Telemedicine Gets Its Marching Orders
October 1, 2000
Originally Published October 2000
EDITOR'S PAGE
Telemedicine Gets Its Marching Orders
Telemedicine research is getting a shot in the arm from the U.S. Army. According to a recent article released by an on-line wire service, the Army's Medical Research Acquisition Activity has awarded a grant to Mercy Home Health Services to evaluate the feasibility of using telemedicine to monitor the health of patients from their homes. Located in the Philadelphia region, Mercy Home Health Services is using monitoring components developed by Spacelabs Medical Inc. in the study of a group of patients with congestive heart failure (CHF). The healthcare provider and the Army are motivated by a common objective: cost reduction.
As flat-rate payments for patient care become the norm, the healthcare industry is scrambling to find ways to reduce costs while maintaining quality of care. Remote diagnostics may result in fewer patients with CHF being readmitted to the hospital, according to Martha Sheely, clinical research director at Mercy. CHF accounts for a high proportion of healthcare expenditures in the United States. "Patients with CHF are often elderly and, because it may be difficult for them to get to the doctor, they wait a few days after symptoms reappear," says Sheely. "By the time they call 911, their condition has worsened such that they require readmission to the CCU."
For the Army, telemedicine potentially represents a means to maintain adequate medical care in an era of downsizing. It also provides the "tactical requirement to have a smaller medical footprint in the far forward areas," in the words of a grant officer fluent in military-speak. The technological challenges are considerable, but as was pointed out to me recently by William Scanlon, research director at the University of Ulster's Centre for Communications Engineering in Ireland, the human factor should be of equal concern.
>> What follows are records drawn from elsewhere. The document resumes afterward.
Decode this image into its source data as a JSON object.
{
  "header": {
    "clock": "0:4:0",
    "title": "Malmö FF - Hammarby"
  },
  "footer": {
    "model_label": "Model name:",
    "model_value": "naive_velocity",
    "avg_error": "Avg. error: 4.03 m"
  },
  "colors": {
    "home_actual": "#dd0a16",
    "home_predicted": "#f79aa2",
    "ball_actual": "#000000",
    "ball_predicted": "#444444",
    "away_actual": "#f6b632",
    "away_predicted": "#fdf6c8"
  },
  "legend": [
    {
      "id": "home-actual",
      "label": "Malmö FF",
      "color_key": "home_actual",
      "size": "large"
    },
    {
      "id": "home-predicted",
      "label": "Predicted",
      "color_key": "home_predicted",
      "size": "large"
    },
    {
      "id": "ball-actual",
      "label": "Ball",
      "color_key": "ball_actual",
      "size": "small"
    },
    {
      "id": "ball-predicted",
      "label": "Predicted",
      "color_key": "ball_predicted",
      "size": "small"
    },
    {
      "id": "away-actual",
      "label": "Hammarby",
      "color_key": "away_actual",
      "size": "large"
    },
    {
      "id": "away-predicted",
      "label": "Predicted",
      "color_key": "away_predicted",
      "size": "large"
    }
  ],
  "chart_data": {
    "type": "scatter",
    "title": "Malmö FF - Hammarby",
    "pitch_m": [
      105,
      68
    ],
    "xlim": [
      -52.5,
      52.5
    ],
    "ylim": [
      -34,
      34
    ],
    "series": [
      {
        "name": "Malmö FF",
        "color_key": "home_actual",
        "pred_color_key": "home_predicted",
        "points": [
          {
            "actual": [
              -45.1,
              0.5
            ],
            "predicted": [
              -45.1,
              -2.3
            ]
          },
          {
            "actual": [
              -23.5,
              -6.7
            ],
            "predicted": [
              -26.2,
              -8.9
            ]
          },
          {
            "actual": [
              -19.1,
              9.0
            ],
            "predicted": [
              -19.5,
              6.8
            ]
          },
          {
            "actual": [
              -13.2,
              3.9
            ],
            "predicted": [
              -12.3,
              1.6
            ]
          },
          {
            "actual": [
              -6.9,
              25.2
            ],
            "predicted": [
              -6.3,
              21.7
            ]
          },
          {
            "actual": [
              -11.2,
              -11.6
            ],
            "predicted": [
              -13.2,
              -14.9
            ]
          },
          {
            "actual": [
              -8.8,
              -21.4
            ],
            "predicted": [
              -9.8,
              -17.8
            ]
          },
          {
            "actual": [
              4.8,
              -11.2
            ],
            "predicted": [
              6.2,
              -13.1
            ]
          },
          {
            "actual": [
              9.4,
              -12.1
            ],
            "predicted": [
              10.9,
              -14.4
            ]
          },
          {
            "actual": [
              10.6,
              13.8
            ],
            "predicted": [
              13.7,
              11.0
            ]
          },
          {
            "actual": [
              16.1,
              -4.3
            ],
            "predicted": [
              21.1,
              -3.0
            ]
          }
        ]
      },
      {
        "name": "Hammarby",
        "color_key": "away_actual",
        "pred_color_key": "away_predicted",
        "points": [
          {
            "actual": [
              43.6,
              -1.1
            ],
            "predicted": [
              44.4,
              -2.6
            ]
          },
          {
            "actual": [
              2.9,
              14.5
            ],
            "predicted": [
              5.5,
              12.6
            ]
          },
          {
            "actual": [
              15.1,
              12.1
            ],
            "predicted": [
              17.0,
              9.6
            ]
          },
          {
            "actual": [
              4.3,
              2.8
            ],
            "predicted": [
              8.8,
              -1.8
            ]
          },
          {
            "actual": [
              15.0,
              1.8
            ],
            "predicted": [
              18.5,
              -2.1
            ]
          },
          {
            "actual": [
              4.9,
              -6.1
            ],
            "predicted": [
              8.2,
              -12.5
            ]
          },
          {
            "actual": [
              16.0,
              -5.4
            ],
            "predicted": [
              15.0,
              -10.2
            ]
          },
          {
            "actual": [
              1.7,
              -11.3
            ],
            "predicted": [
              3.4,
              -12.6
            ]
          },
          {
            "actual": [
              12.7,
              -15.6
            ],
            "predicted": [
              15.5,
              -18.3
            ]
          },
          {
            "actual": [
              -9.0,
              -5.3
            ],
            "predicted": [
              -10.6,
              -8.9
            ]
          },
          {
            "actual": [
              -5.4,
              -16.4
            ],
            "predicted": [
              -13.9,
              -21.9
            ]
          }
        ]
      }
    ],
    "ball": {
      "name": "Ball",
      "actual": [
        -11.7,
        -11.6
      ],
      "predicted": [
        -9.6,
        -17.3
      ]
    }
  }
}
Scanlon is currently involved in adapting cellular technology to biomedical applications.
Personal telemedicine applications will start to emerge, according to Scanlon, but it will require both patient and clinician acceptance to find its niche in the market. "One of the key issues involves the readiness of the healthcare sector's infrastructure. The biosignal data have to go somewhere and be interpreted," noted Scanlon. I would add that its point of origin should not be neglected, either: operation of the monitoring equipment needs to be understood by a population that may have trouble setting its VCRs.
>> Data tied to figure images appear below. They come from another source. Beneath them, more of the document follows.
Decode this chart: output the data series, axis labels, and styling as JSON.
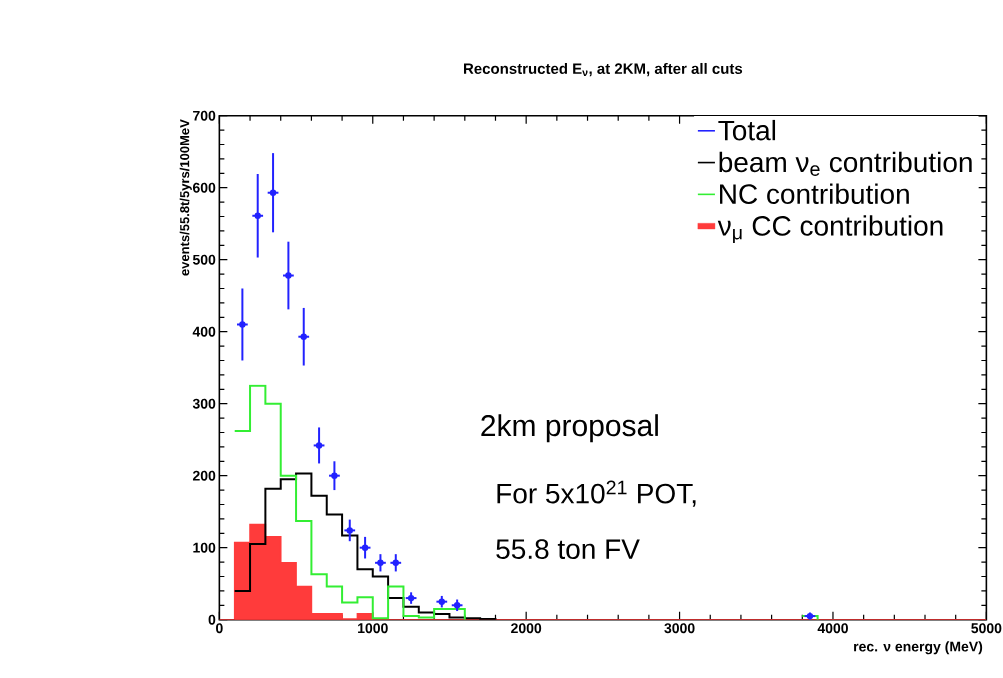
{
  "chart_data": {
    "type": "step",
    "title": "Reconstructed E$_{ν}$, at 2KM, after all cuts",
    "xlabel": "rec. ν energy (MeV)",
    "ylabel": "events/55.8t/5yrs/100MeV",
    "x": [
      0,
      100,
      200,
      300,
      400,
      500,
      600,
      700,
      800,
      900,
      1000,
      1100,
      1200,
      1300,
      1400,
      1500,
      1600,
      1700,
      1800,
      1900,
      2000,
      2100,
      2200,
      2300,
      2400,
      2500,
      2600,
      2700,
      2800,
      2900,
      3000,
      3100,
      3200,
      3300,
      3400,
      3500,
      3600,
      3700,
      3800,
      3900,
      4000,
      4100,
      4200,
      4300,
      4400,
      4500,
      4600,
      4700,
      4800,
      4900,
      5000
    ],
    "series": [
      {
        "name": "Total",
        "type": "scatter",
        "color": "#2222ff",
        "x": [
          150,
          250,
          350,
          450,
          550,
          650,
          750,
          850,
          950,
          1050,
          1150,
          1250,
          1450,
          1550,
          3850
        ],
        "values": [
          410,
          561,
          593,
          478,
          393,
          242,
          200,
          124,
          100,
          79,
          79,
          30,
          25,
          20,
          5
        ],
        "errors": [
          50,
          58,
          55,
          47,
          40,
          25,
          20,
          15,
          15,
          12,
          12,
          8,
          8,
          8,
          5
        ],
        "xerrors": [
          35,
          35,
          35,
          35,
          35,
          35,
          35,
          35,
          35,
          35,
          35,
          35,
          35,
          35,
          35
        ]
      },
      {
        "name": "beam ν$_{e}$ contribution",
        "color": "#000000",
        "values": [
          null,
          40,
          105,
          182,
          195,
          203,
          172,
          146,
          117,
          70,
          60,
          30,
          18,
          10,
          8,
          3,
          2,
          1,
          0,
          null,
          null,
          null,
          null,
          null,
          null,
          null,
          null,
          null,
          null,
          null,
          null,
          null,
          null,
          null,
          null,
          null,
          null,
          null,
          null,
          null,
          null,
          null,
          null,
          null,
          null,
          null,
          null,
          null,
          null,
          null,
          null
        ]
      },
      {
        "name": "NC contribution",
        "color": "#33ee33",
        "values": [
          null,
          262,
          325,
          300,
          200,
          137,
          63,
          46,
          24,
          31,
          2,
          46,
          5,
          3,
          15,
          15,
          0,
          null,
          null,
          null,
          null,
          null,
          null,
          null,
          null,
          null,
          null,
          null,
          null,
          null,
          null,
          null,
          null,
          null,
          null,
          null,
          null,
          null,
          5,
          0,
          null,
          null,
          null,
          null,
          null,
          null,
          null,
          null,
          null,
          null,
          null
        ]
      },
      {
        "name": "ν$_{μ}$ CC contribution",
        "type": "area",
        "color": "#ff3b3b",
        "values": [
          0,
          107,
          132,
          115,
          79,
          46,
          8,
          8,
          1,
          8,
          0,
          0,
          0,
          0,
          0,
          0,
          0,
          0,
          0,
          0,
          0,
          0,
          0,
          0,
          0,
          0,
          0,
          0,
          0,
          0,
          0,
          0,
          0,
          0,
          0,
          0,
          0,
          0,
          0,
          0,
          0,
          0,
          0,
          0,
          0,
          0,
          0,
          0,
          0,
          0,
          0
        ]
      }
    ],
    "xlim": [
      0,
      5000
    ],
    "ylim": [
      0,
      700
    ],
    "xticks": [
      0,
      1000,
      2000,
      3000,
      4000,
      5000
    ],
    "yticks": [
      0,
      100,
      200,
      300,
      400,
      500,
      600,
      700
    ],
    "legend": "top right",
    "grid": false,
    "annotations": [
      "2km proposal",
      "For 5x10$^{21}$ POT,",
      "55.8 ton FV"
    ]
  }
}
Patients in the Mercy study will receive an equipment package developed by Spacelabs that is designed to noninvasively assess parameters such as ECG, blood pressure, temperature, and pulse oximetry. The data are then digitally transferred to the central monitoring station at Mercy Home Health via the patient's existing phone line. Communication with the patient is conducted by means of a two-way video hookup.
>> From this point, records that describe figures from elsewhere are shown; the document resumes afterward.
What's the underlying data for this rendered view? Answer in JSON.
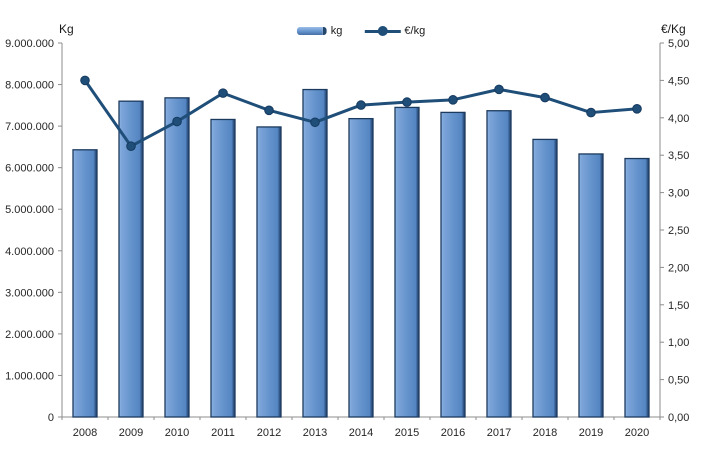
{
  "colors": {
    "bar_fill": "#6593cc",
    "bar_highlight": "#9dbee8",
    "bar_shadow": "#24466b",
    "bar_border": "#1c3a5e",
    "line": "#1f4e79",
    "marker_border": "#163a5f",
    "axis_line": "#8c8c8c",
    "tick_text": "#262626"
  },
  "legend": {
    "position": "top",
    "entries": [
      {
        "label": "kg",
        "swatch": "bar-swatch-icon"
      },
      {
        "label": "€/kg",
        "swatch": "line-marker-swatch-icon"
      }
    ]
  },
  "chart_data": {
    "type": "bar",
    "subtype": "bar+line combo",
    "title": "",
    "grid": false,
    "categories": [
      "2008",
      "2009",
      "2010",
      "2011",
      "2012",
      "2013",
      "2014",
      "2015",
      "2016",
      "2017",
      "2018",
      "2019",
      "2020"
    ],
    "series": [
      {
        "name": "kg",
        "type": "bar",
        "axis": "left",
        "values": [
          6430000,
          7600000,
          7680000,
          7160000,
          6980000,
          7880000,
          7180000,
          7450000,
          7330000,
          7370000,
          6680000,
          6330000,
          6220000
        ]
      },
      {
        "name": "€/kg",
        "type": "line",
        "axis": "right",
        "values": [
          4.5,
          3.62,
          3.95,
          4.33,
          4.1,
          3.94,
          4.17,
          4.21,
          4.24,
          4.38,
          4.27,
          4.07,
          4.12
        ]
      }
    ],
    "left_axis": {
      "title": "Kg",
      "min": 0,
      "max": 9000000,
      "tick_labels": [
        "9.000.000",
        "8.000.000",
        "7.000.000",
        "6.000.000",
        "5.000.000",
        "4.000.000",
        "3.000.000",
        "2.000.000",
        "1.000.000",
        "0"
      ]
    },
    "right_axis": {
      "title": "€/Kg",
      "min": 0,
      "max": 5,
      "tick_labels": [
        "5,00",
        "4,50",
        "4,00",
        "3,50",
        "3,00",
        "2,50",
        "2,00",
        "1,50",
        "1,00",
        "0,50",
        "0,00"
      ]
    }
  }
}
The patients will receive training, of course, but if home healthcare is indeed the wave of the future, it's clear that device manufacturers will be called upon to do more than produce safe and effective medical devices. A growing number of devices will also have to be designed for use by nonprofessionals. Considering all of the poorly designed low-technology products that surround us, this may be the most daunting challenge of all.